BC Fed Secretary Treasurer Aaron Ekman (@aaronekman) tweeted that the teacher meeting report mirrored the BC Fed experience with Weaver. “He just talks. Doesn’t listen.” “He talked for 30 minutes before we realized he thought he was at the BCTF office. Weirdest meeting.”

 Ekman Tweet

BC Fed Secretary Treasurer Aaron Ekman posted this on twitter regarding BC Green Party leader Andrew Weaver’s meeting with BCFed President Irene Lanzinger.

 

A few B.C. New Democrats (BCNDP) joined the fray after Weaver’s bizarre and bogus tweet claiming the BCGP “were the only ones speaking up and that is a matter of public record” regarding the 2014 teachers’ strike.
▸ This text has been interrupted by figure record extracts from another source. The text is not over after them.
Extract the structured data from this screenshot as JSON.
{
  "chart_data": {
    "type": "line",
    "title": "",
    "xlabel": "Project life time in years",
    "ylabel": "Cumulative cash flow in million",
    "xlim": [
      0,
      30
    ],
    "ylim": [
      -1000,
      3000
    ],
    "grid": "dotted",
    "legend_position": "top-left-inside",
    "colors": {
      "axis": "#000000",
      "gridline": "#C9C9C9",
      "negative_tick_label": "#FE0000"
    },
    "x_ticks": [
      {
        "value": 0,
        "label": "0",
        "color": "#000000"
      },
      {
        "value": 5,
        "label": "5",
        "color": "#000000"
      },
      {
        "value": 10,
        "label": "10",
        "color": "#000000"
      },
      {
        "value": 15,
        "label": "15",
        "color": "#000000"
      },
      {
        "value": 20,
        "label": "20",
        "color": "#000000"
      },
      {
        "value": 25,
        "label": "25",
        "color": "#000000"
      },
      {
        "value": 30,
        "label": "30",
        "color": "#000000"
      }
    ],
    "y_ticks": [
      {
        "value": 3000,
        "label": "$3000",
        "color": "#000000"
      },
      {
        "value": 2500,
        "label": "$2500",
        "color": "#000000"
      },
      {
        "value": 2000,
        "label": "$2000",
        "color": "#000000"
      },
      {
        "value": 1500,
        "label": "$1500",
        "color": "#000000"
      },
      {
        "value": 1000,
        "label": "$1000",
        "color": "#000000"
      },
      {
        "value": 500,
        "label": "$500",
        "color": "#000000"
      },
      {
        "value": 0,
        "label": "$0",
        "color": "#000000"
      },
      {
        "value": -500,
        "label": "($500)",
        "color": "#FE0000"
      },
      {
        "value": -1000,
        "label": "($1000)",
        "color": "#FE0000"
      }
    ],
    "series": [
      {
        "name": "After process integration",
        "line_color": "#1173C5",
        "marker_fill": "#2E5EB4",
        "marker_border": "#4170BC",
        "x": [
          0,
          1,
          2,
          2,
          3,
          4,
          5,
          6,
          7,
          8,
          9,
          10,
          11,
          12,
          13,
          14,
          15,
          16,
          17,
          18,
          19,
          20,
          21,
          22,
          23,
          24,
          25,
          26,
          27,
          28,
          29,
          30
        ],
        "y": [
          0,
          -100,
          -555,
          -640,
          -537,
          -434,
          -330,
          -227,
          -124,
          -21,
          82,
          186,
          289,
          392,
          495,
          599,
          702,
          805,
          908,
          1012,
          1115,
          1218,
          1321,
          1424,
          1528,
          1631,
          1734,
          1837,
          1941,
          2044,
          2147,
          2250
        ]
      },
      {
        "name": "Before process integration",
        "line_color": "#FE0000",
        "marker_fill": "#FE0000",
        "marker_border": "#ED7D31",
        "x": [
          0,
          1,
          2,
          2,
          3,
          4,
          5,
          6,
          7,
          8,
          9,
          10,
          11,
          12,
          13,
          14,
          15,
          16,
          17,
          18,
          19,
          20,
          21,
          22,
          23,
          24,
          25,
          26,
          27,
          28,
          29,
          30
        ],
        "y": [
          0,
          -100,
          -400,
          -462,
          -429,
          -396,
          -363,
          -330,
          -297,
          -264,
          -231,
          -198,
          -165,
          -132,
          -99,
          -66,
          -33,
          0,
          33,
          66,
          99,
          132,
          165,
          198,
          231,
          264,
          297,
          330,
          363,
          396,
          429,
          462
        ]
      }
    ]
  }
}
Another @AJWVictoriaBC (Weaver) tweet claimed “Also, BCNDP were completely absent during last strike as I spoke out, organized petitions and worked hard to support public ed.”

Responses ranged from “OK, now you’re seriously going Trump here, Time to call it a day Andrew” (@unionwill) to “I don’t think he had a good night last night. I hope his handlers let him continue on twitter” (@MarkShaw24).

Whether B.C. needs another party leader who chooses private school for their own and seems to have an axe to grind with the BCTF is a question voters will be contemplating over the next few weeks.

And much as BCGP communications folks would rather talk about the party’s platform than the leader’s comments or tweets, the reality is voters care about leaders’ and candidates’ character traits, values and judgements as much or more than they do about platforms.

Voters know all about B.C. Liberal leader Christy Clark’s confrontational and controversial public education record and are unlikely to be swayed either way by the party’s lukewarm promise to review the funding formula and fund enrolment growth.

They’ll remember the bitter legal battle she started years ago as education minister, when she proudly led the stripping of the teachers’ contract. Finally ended by a decisive Supreme Court of Canada decision in the teachers’ favour last fall, Clark shamelessly touted the ruling as an opportunity to “invest in kids.” As if leading a government that had forced millions of school closures and spending cuts wasn’t.

Horgan and the NDP got a tweetload of great publicity in response to Weaver’s weekend tweets with supporters posting photos and recollections of him speaking at rallies and visiting schools, along with several former NDP MLAs who are running for re-election.